連載エッセイC
孫の時代にツケを残さないで
横路 由美子

 この前、右足の親指が巻爪になってちょっとした手術をした。
 息子の家に行ったとき、その足を消毒していたら4才半と2才半の二人の孫たちが寄ってきて、「ユミコサン(彼らは私のことをこう呼ぶ)痛いの?」と心配してくれる。「ママに言ったら大丈夫だよ」「ママー、ママー、ユミコサン、痛いの、来てみて」と台所のママを呼んでくれる。
 「小さな子供達にとって、ママは正義の味方、万能のスーパーマンね」と笑ってしまった。実にかわいい。
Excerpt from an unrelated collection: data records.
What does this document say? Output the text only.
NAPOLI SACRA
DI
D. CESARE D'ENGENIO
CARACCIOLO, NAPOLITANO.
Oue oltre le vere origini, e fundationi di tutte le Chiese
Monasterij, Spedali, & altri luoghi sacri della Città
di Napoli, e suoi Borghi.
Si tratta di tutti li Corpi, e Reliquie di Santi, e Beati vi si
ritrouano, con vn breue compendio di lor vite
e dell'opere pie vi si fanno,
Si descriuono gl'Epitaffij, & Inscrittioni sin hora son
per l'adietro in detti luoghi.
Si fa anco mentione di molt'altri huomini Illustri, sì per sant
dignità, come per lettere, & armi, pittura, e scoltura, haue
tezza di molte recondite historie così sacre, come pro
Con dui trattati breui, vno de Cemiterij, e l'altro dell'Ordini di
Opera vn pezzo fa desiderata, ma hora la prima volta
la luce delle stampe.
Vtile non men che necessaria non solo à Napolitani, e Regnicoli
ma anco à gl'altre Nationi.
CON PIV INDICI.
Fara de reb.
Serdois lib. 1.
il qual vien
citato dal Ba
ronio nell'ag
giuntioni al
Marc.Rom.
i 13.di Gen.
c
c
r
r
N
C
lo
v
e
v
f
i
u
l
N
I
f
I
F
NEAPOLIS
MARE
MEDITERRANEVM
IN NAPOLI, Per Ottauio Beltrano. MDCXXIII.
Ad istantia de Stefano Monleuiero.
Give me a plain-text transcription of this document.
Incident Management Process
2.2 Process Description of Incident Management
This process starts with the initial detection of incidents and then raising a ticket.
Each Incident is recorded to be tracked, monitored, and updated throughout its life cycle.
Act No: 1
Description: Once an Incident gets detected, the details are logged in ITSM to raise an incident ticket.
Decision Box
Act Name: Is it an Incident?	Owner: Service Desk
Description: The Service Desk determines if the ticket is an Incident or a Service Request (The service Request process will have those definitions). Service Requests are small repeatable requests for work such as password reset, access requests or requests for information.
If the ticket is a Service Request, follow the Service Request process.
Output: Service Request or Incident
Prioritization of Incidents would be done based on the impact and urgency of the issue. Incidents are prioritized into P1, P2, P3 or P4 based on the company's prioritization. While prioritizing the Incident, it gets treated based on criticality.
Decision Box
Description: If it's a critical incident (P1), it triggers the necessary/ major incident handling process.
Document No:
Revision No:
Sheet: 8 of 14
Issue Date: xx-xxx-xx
 思えば我が家の3人の子供たちも、おばあちゃんと一緒の生活をしてきた。みんな巣立ってしまったが、大家族、三世代同居の良いところや思い出をたくさん受け取ってきたと思う。
 3番目の朋生が5才の頃、おばあちゃんと浅草に行ったとき、一生懸命お祈りしているので、「朋君、何をお祈りしたの?」と聞いたら、「おばあちゃんが長生きしますようにって、お祈りしたの」。母が「朋生はかわいいねえ」といっていたのを昨日のことのように思い出す。

 確かに家族は愛に満ちた安らぎの場であってほしい。しかし、亀井代議士のような政治家から家族の美風などと説教されたくないと思う。今回の政府与党の突然の介護保険見直しだけでも、さらに1兆7百億円の赤字国債の発行が必要になるという。

 政治の仕事は、自然環境の悪化も含めて、孫の時代にこれ以上ツケを増やさず残さないことである。